Письмо о Лозэне [22] :
«Вы хотите, чтобы я дала Вам краткий отчет о своей последней любви. Говорю «любви», потому что не знаю, не даю себе труда знать… (Может быть: все, что угодно, – только не любовь! Но – все, что угодно!).
21
С досады (пер. с франц.).
22
Герое моей пьесы «Фортуна» (Прим. М. Цветаевой).
Итак: во-первых – божественно-хорош, во-вторых – божественный голос. Обе сии божественности – на любителя. Но таких любителей много: все мужчины, не любящие женщин, и все женщины, не любящие мужчин.

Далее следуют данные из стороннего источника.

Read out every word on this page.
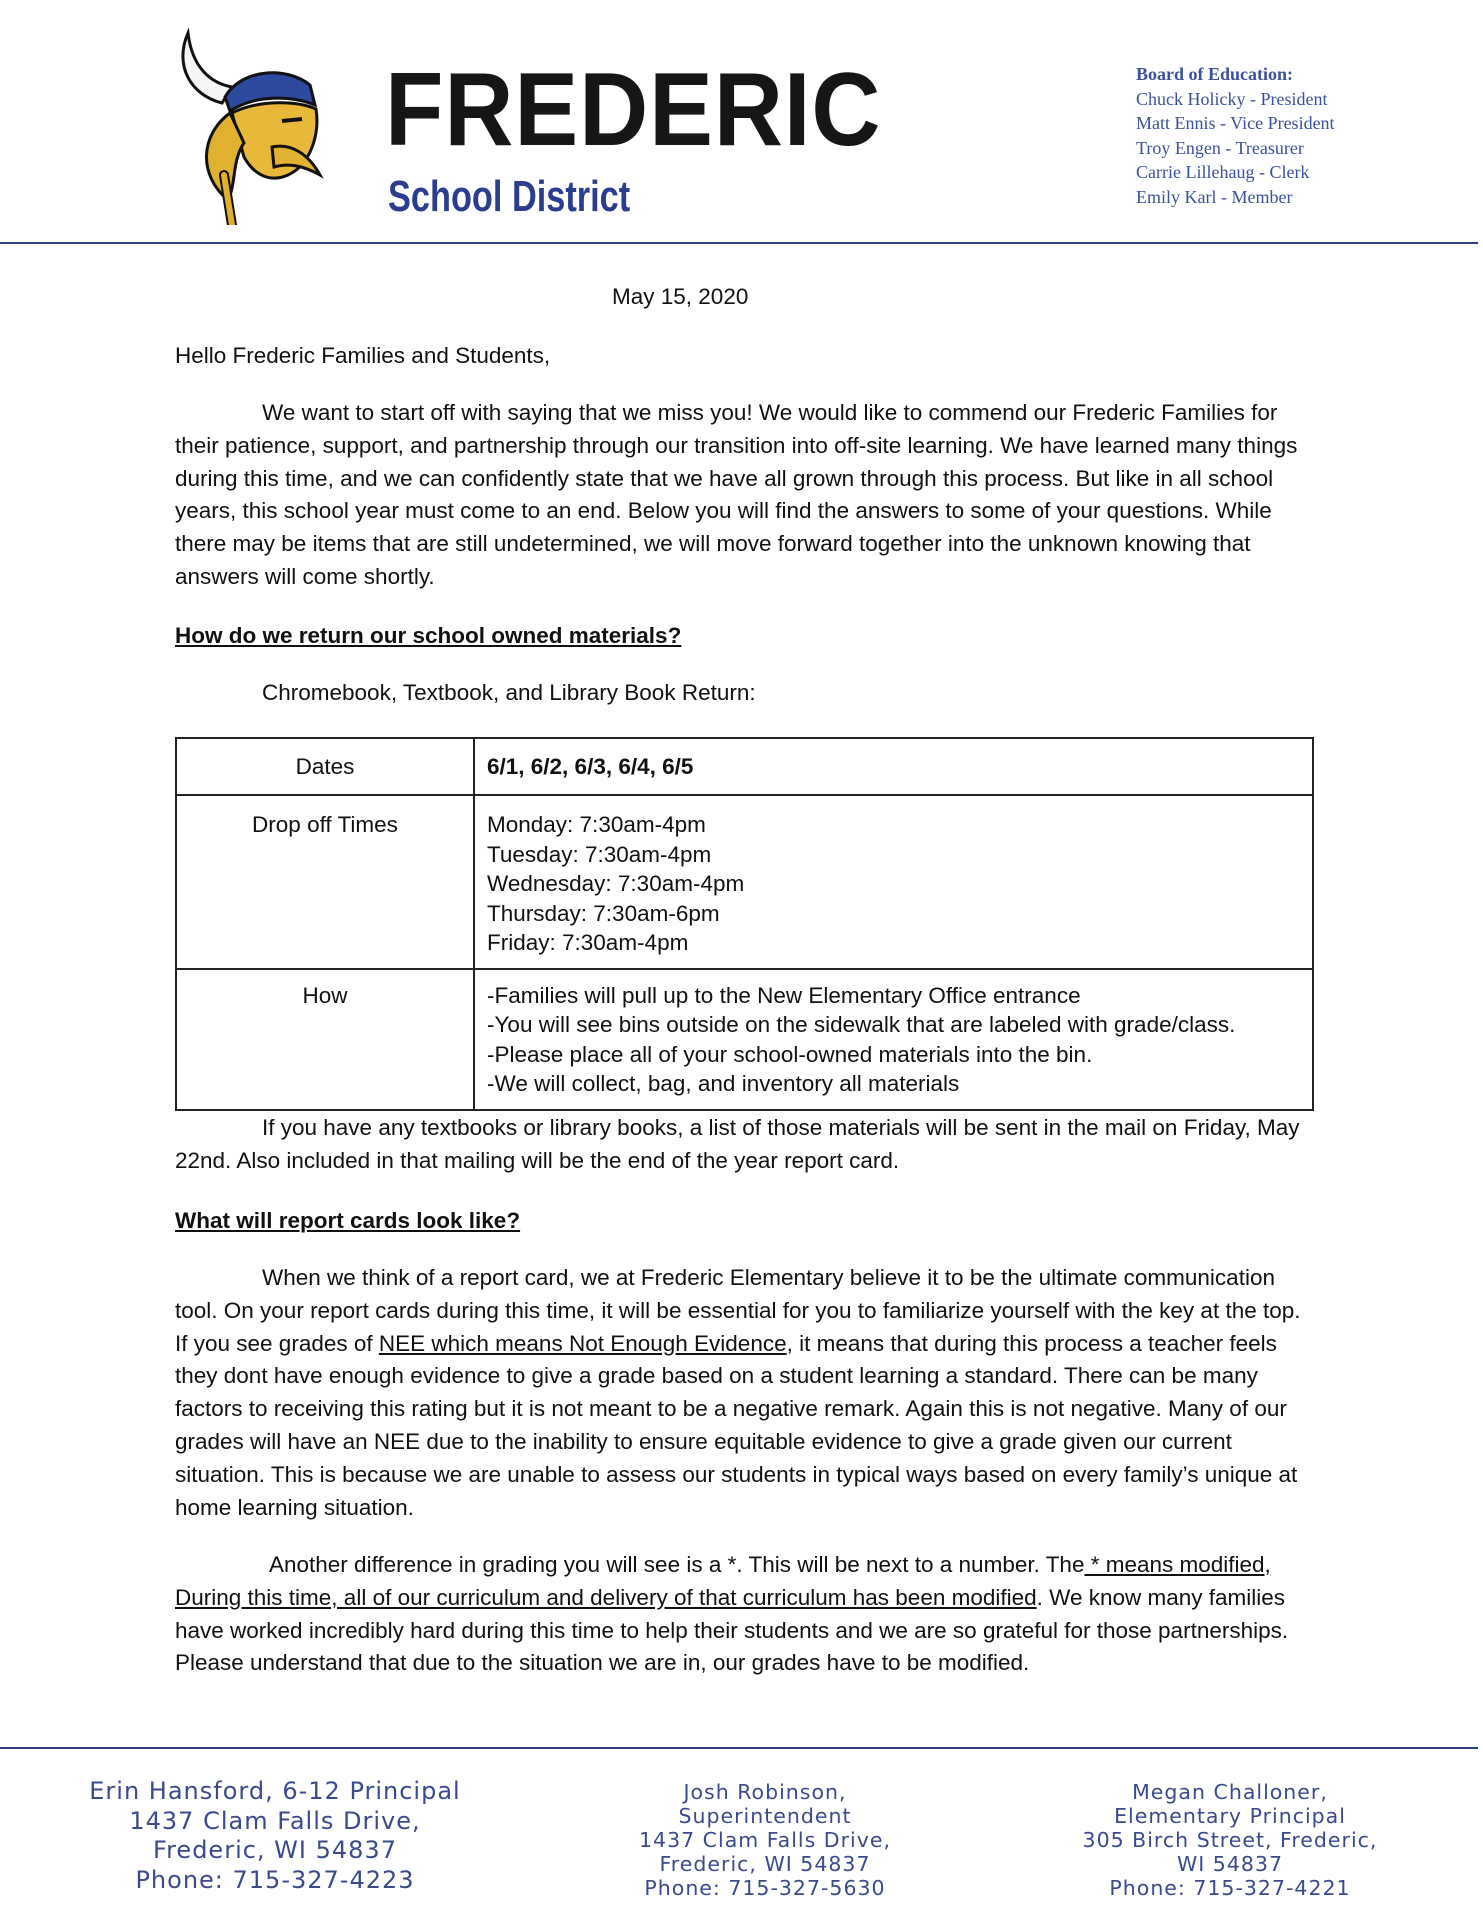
FREDERIC
School District
Board of Education:
Chuck Holicky - President
Matt Ennis - Vice President
Troy Engen - Treasurer
Carrie Lillehaug - Clerk
Emily Karl - Member
May 15, 2020
Hello Frederic Families and Students,
We want to start off with saying that we miss you! We would like to commend our Frederic Families for their patience, support, and partnership through our transition into off-site learning. We have learned many things during this time, and we can confidently state that we have all grown through this process. But like in all school years, this school year must come to an end. Below you will find the answers to some of your questions. While there may be items that are still undetermined, we will move forward together into the unknown knowing that answers will come shortly.
How do we return our school owned materials?
Chromebook, Textbook, and Library Book Return:
Dates	6/1, 6/2, 6/3, 6/4, 6/5
Drop off Times	Monday: 7:30am-4pm
Tuesday: 7:30am-4pm
Wednesday: 7:30am-4pm
Thursday: 7:30am-6pm
Friday: 7:30am-4pm

How	-Families will pull up to the New Elementary Office entrance
-You will see bins outside on the sidewalk that are labeled with grade/class.
-Please place all of your school-owned materials into the bin.
-We will collect, bag, and inventory all materials
If you have any textbooks or library books, a list of those materials will be sent in the mail on Friday, May 22nd. Also included in that mailing will be the end of the year report card.
What will report cards look like?
When we think of a report card, we at Frederic Elementary believe it to be the ultimate communication tool. On your report cards during this time, it will be essential for you to familiarize yourself with the key at the top. If you see grades of NEE which means Not Enough Evidence, it means that during this process a teacher feels they dont have enough evidence to give a grade based on a student learning a standard. There can be many factors to receiving this rating but it is not meant to be a negative remark. Again this is not negative. Many of our grades will have an NEE due to the inability to ensure equitable evidence to give a grade given our current situation. This is because we are unable to assess our students in typical ways based on every family’s unique at home learning situation.
Another difference in grading you will see is a *. This will be next to a number. The * means modified, During this time, all of our curriculum and delivery of that curriculum has been modified. We know many families have worked incredibly hard during this time to help their students and we are so grateful for those partnerships. Please understand that due to the situation we are in, our grades have to be modified.
Erin Hansford, 6-12 Principal
1437 Clam Falls Drive,
Frederic, WI 54837
Phone: 715-327-4223
Josh Robinson,
Superintendent
1437 Clam Falls Drive,
Frederic, WI 54837
Phone: 715-327-5630
Megan Challoner,
Elementary Principal
305 Birch Street, Frederic,
WI 54837
Phone: 715-327-4221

Он восприимчив, как душевно, так и накожно, это его главная и несомненная сущность. От озноба до восторга – один шаг. Его легко бросает в озноб. Другого такого собеседника и партнера на свете нет. Он знает то, чего Вы не сказали и может быть и не сказали бы… если бы он уже не знал! Чтущий только собственную лень, он не желая заставляет Вас быть таким, каким ему удобно. («Угодно» здесь неуместно, – ему ничего не угодно).
Добр? Нет. Ласков? Да.
Ибо доброта – чувство первичное, а он живет исключительно вторичным, отраженным. Так, вместо доброты – ласковость, любви – расположение, ненависти – уклонение, восторга – любование, участия – сочувствие. Взамен присутствия страсти – отсутствие бесстрастия (пристрастности присутствия – бесстрастие отсутствия).
Но во всем вторичном он очень силен: перл, первый смычок.
– А в любви?
Здесь я ничего не знаю. Мой острый слух подсказывает мне, что само слово «любовь» его – как-то – режет. Он вообще боится слов, как вообще – всего явного. Призраки не любят, чтобы их воплощали. Они оставляют эту роскошь за собой».
«Люби меня, как тебе угодно, но проявляй это так, как удобно мне. А мне удобно, чтобы я ничего не знал».
Воля в зле? Никакой. Вся прелесть и вся опасность его в глубочайшей невинности. Вы можете умереть, он не справится о вас в течение месяцев. И потом, растерянно: «Ах, как жаль! Если бы я знал, но я был так занят… Я не знал, что так сразу умирают…»
Зная мировое, он, конечно, не знает бытового, а смерть такого-то числа, в таком-то часу – конечно, быт. И чума – быт.